Tira closed her eyes and let the {rumblings of the crowd wash over her}. Lifting her head and hands from {what she was doing}, she looked to see what had {disturbed the crowd}.

It was easy to find the girl. {She held the golden fabric of a Feernon in her teeth} Tira watched her, hoping to see her body shaking, hoping to see that she was a girl taking a risk for her family. But the young one’s utter calm betrayed the fact that she believed. She was here to reveal the greatness of Lord Karil, who was now raising his crossbow towards her, whose perfect hands could never miss.

It had not been long since {Tira} had muffled a scream when her outstretched arm was pierced by Gandim near the wrist, but this time it was only the outsiders who gave a cry when the shaft landed in the girl’s throat. Was death intended to be like this?

pacatrue said...

Awesome, e. You pretty much got it. I think this opening was partly a victim of trying to hit the 150-word limit for EE. I originally wrote it around 400 words, and most of the questions that people have had were answered there. But EE never publishes 400 words, so I hacked everything down so that basically there was one sentence per item. One sentence for the location of Tira, one sentence for what she was doing, one sentence about the situation, etc.

The only difference between my intention and your interpretation was that the wide-hipped girl isn't Tira. Ms. Wide-hipped was another candidate who did the normal practice of holding her target out far away from her body, but due to a really bad shot, got hit in the arm anyway. That's what the spectators are used to seeing, kind of like people enjoy huge hits in football and fights in hockey.
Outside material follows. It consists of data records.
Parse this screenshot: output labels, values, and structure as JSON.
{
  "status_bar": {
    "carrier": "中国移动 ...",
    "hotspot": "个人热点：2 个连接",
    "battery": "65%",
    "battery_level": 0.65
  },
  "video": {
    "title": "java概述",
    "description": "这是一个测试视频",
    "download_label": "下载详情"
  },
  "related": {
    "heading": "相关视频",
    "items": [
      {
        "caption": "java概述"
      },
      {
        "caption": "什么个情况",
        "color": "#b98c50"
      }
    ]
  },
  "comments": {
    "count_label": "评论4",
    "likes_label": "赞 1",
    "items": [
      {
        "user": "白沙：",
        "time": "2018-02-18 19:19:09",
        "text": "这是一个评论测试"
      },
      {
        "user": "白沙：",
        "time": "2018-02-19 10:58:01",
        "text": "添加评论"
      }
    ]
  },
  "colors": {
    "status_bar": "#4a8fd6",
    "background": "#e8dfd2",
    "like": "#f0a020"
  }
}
But, like in football, when someone gets paralyzed, everyone is shocked. I agree that the "wide-hipped girl" was not clear at all in my hack job.

If you have a really good memory, -e, you've seen this plot before here. It's number 3. I haven't written the novel still. I have the outline and a couple scenes. But I knew that this basic scene was the opening, so I wanted to try it out on someone.

bunnygirl said...

Oh, so Tira becomes a female freedom fighter of sorts? Totally, totally cool! I just finished a novel with an MC like that, and she went on to demand her own blog, where she's busy having all sorts of adventures.

Do you have a complete draft yet? Let me know if you want to want to share research. I've done a lot of reading on arrow-making, forest survival, horsemanship, goat-tending, etc. Let me know if you want to share tips or crits. This stuff can be really hard to get right. Even in fantasy, you have to have a basic understanding of how things work here, so you can make it sound realistic in your own world.

If Tira spends a lot of time in the wilderness, order yourself a copy of "How to Stay Alive in the Woods." It's an excellent source if Tira is going to have to figure out how to catch a fish without gear, make a shelter without a tent or tarp, etc.

Good luck! Spunky female MCs rule!

-E said...

ok, to revisit the topic... i just read one of the face lifts for "dark heir" or something (the one with the computer)

yeah... that pretty much sucked. and all the minions are like, "oh it sounds interesting". when they should be saying, "this sounds like crap. if your book is as poorly written as your letter, your not going to get anywhere." or something similar.

so yeah, i think the minions were a little bit harder on you than others.